Ach ja, zum Thema kosten zitiere ich einfach mal Pro Familia:

"Kosten

Die Beratung in einer anerkannten Beratungsstelle, zum Beispiel bei pro familia, ist für Sie und die Personen, die Sie eventuell begleiten, kostenlos.

Kosten des Abbruchs ohne Indikationsfeststellung

Wenn Sie in einer gesetzlichen Krankenkasse versichert sind, kann nur ein kleiner Teil der Kosten mit Krankenschein abgerechnet werden, nämlich

* ärztliche Beratung vor dem Abbruch,

* ärztliche Leistungen und Medikamente vor und nach dem Eingriff, bei denen der Schutz der Gesundheit im Vordergrund steht,

* falls nötig, Behandlung von Komplikationen.

Die Kosten des eigentlichen Eingriffs können über Ihre Kasse nur noch dann abgerechnet werden, wenn Ihr verfügbares persönliches Einkommen oder Vermögen unterhalb bestimmter Grenzen liegt oder wenn Sie z. B. BAFöG-Leistungen erhalten:

* Sie müssen dann die Kostenübernahme noch vor dem Abbruch bei Ihrer Krankenkasse beantragen und sich schriftlich zusagen lassen. Die schriftliche Zusage benötigen Sie für den Arzt (die Ärztin), der (die) den Eingriff durchführen soll.

* Sie brauchen den Abbruch nicht zu begründen. Die Kasse darf lediglich verlangen, dass Sie Ihre persönlichen Einkommens- und Vermögensverhältnisse "glaubhaft machen".

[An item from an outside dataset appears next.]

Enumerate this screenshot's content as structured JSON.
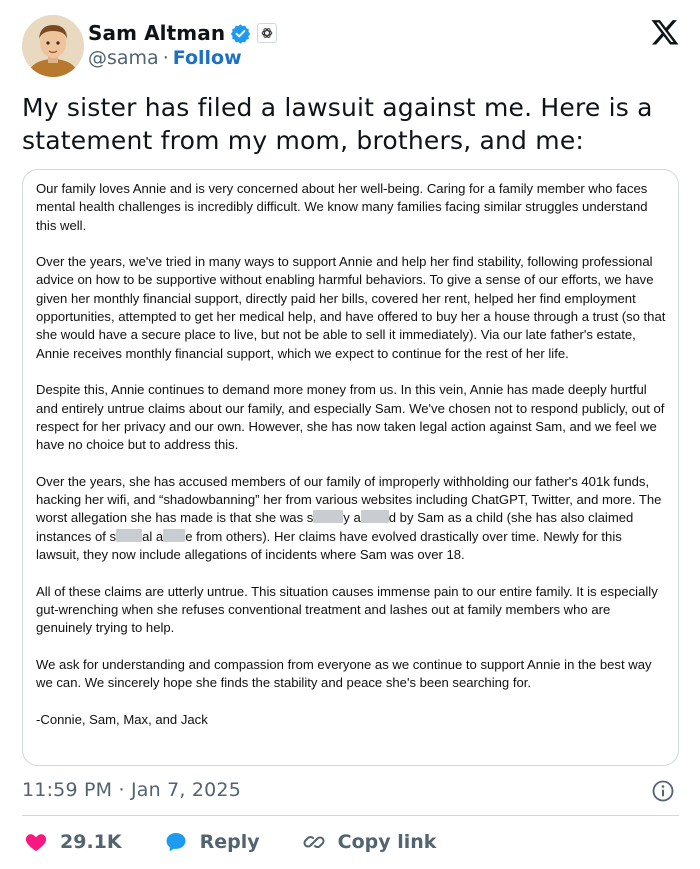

* Ob die Kasse die Kosten des Eingriffs übernimmt, hängt ausschließlich von der Höhe Ihres eigenen Einkommens und Vermögens ab. Das Einkommen Ihres Ehemannes, Ihrer Eltern oder anderer Unterhaltspflichtiger spielt keine Rolle.

Wenn Ihr persönliches Einkommen und Vermögen oberhalb der gesetzlichen Grenzen liegt, müssen Sie den eigentlichen Eingriff selbst bezahlen. Bei ambulanter Behandlung darf Ihnen dann jedoch höchstens das 1,8-fache des einfachen Satzes nach der ärztlichen Gebührenordnung berechnet werden. Bei stationärer Aufnahme im Krankenhaus müssen Sie einen Tagessatz selbst bezahlen.

Auch wenn Sie nicht in einer gesetzlichen Krankenkasse versichert sind, können Sie die Übernahme der Kosten des eigentlichen Eingriffs bei einer gesetzlichen Kasse Ihrer Wahl an Ihrem Wohnort beantragen. Voraussetzung ist,

* dass Ihr Einkommen und Vermögen unterhalb der gesetzlichen Grenzen liegen oder

* dass Sie z.B. Sozialhilfe beziehen oder Asylbewerberin sind.

Genauere Informationen über die Einkommensgrenzen im Einzelfall und über das Verfahren können Sie in den anerkannten Beratungsstellen oder bei Ihrer Krankenkasse erhalten.

Wenn Sie nach dem Abbruch krankgeschrieben werden, haben Sie Anspruch auf Lohn- oder Gehaltsfortzahlung. Ebenso wie in anderen Krankheitsfällen sind Sie nicht verpflichtet, Ihrem Arbeitgeber den Grund Ihres Fehlens zu nennen."

Wird aus medizinischen Gründen abgetrieben ( oder eine Kriminolofische Indikation festgestellt, also Schwangerschaft durch eine Straftat), übernehmen die gesetzlichen Krankenkassen die vollen Kosten.

Mfg.

m&02x85


also die methoden hören sich ja schon nach mord an.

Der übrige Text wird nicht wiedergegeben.